Fr. Eduardo Cordova Bautista, a priest in the Archdiocese of San Luis Potosi, has been stripped of his position by the Vatican and faces criminal charges in connection with alleged sexual abuse of a teenage boy.

In unusual step, Mexican priest accused of abuse faces criminal charges

By  David Agren, Catholic News Service
  • June 4, 2014

MEXICO CITY - A priest in north central Mexico has been stripped of his position by the Vatican and faces criminal charges in connection with alleged sexual abuse of a teenage boy.

The case marks the first time the Catholic Church in Mexico has turned a priest in to authorities.

The move follows instructions from Pope Francis for the Catholic Church to better protect children and take a hard line with priests accused of sexual offenses.

Fr. Eduardo Cordova Bautista, a priest in the Archdiocese of San Luis Potosi, was ordered in late April by the Vatican to face charges for allegedly abusing a 16-year-old boy in 2012. The actions were implemented in late May. His whereabouts were unknown, however.

"This is simply acting on a petition of the Pope and what he's asking: that we collaborate completely with the judicial system," said Armando Martinez Gomez, president of the College of Catholic Lawyers of Mexico.

Martinez told Desde la Fe, the Mexico City archdiocesan newspaper, that Church officials in San Luis Potosi opened an investigation in 2012, turned information over to the Vatican in January 2014, and received a response this past April.

The case of Cordova created a scandal in Mexico after journalist Sanjuana Martinez reported earlier in May that dozens of youth were allegedly abused by the priest over the past 25 years as he worked in Catholic institutions serving young people.

Alberto Athie, a former priest and an early accuser of the disgraced Fr. Maciel Marcial Degollado, founder of the Legionaries of Christ, said there may be as many as 100 victims, Diario de San Luis reported.

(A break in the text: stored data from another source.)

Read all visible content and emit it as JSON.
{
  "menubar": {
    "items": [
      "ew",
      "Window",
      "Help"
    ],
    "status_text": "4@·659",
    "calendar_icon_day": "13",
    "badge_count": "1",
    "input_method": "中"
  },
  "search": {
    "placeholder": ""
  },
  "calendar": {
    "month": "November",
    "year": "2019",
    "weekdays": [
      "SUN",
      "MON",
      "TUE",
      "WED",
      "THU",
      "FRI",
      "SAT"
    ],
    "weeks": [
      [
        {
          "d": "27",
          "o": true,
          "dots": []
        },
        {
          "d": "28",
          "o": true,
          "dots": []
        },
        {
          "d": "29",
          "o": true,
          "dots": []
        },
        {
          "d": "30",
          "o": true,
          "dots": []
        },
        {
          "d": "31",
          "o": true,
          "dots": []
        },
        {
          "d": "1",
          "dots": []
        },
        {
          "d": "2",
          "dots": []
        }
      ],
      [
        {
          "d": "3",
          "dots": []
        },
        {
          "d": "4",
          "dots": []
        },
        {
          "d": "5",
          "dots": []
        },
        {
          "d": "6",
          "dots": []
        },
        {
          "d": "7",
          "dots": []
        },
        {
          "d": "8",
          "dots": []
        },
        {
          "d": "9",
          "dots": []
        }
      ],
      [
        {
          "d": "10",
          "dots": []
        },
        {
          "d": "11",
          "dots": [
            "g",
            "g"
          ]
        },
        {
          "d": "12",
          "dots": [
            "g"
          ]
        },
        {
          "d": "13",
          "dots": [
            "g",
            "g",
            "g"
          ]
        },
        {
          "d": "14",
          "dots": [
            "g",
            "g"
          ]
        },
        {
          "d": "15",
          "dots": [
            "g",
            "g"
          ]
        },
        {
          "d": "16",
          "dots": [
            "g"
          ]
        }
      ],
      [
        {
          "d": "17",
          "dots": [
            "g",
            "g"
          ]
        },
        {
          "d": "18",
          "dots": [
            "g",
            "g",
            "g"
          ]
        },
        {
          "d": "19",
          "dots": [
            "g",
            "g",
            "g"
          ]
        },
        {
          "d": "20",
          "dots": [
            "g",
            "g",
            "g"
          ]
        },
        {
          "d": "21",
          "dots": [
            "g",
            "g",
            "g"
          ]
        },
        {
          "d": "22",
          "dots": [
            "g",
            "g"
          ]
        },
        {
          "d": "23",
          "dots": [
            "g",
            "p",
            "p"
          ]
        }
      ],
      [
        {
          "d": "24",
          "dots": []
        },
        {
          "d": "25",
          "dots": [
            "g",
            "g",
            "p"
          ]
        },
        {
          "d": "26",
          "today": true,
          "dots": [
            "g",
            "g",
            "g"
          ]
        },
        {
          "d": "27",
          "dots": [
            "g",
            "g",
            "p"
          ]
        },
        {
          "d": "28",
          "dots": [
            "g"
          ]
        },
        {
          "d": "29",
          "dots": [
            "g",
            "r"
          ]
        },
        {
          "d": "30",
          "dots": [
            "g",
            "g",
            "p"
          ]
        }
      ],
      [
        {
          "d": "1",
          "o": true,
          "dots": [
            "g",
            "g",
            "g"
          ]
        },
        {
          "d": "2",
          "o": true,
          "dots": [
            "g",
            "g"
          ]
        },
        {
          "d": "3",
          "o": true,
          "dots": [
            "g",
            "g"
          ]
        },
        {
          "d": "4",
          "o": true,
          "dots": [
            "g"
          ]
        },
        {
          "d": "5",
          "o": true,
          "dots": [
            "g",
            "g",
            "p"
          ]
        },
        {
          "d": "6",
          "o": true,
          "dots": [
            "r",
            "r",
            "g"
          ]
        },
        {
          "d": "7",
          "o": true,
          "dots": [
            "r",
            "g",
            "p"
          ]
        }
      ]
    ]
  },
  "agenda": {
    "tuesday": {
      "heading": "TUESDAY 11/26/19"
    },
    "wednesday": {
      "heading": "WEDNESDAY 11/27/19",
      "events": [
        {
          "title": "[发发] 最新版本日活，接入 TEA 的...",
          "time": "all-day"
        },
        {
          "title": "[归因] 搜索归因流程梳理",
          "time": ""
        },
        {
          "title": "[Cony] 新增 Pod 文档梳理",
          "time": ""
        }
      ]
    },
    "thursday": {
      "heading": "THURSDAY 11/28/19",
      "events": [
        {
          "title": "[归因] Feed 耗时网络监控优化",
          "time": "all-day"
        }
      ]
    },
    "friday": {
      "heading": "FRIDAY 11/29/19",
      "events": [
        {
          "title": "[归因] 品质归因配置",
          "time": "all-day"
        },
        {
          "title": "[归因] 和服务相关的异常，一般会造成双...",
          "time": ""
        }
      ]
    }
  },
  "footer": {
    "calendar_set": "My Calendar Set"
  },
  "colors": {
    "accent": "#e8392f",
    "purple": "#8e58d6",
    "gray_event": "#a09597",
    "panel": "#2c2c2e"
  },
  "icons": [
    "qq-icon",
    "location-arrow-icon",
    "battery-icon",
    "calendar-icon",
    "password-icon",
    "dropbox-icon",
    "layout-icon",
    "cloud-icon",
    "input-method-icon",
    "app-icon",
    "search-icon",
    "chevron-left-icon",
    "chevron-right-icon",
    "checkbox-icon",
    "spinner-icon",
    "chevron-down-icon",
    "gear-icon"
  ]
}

The actions taken against Cordova mark a change in Mexico, where cases of clerical abuse have often languished while dioceses have been slow to act.

"What I know is this is the first time in which there was a canonic procedure and a public complaint. This is not something to be proud of," Armando Martinez Gomez told Desde la Fe.

"These news stories are always sad, but they have to be an example that the Church does not tolerate nor will it tolerate this type of conduct, much less when it is has now been proven, in this case, by an Ecclesiastical Tribunal," he said.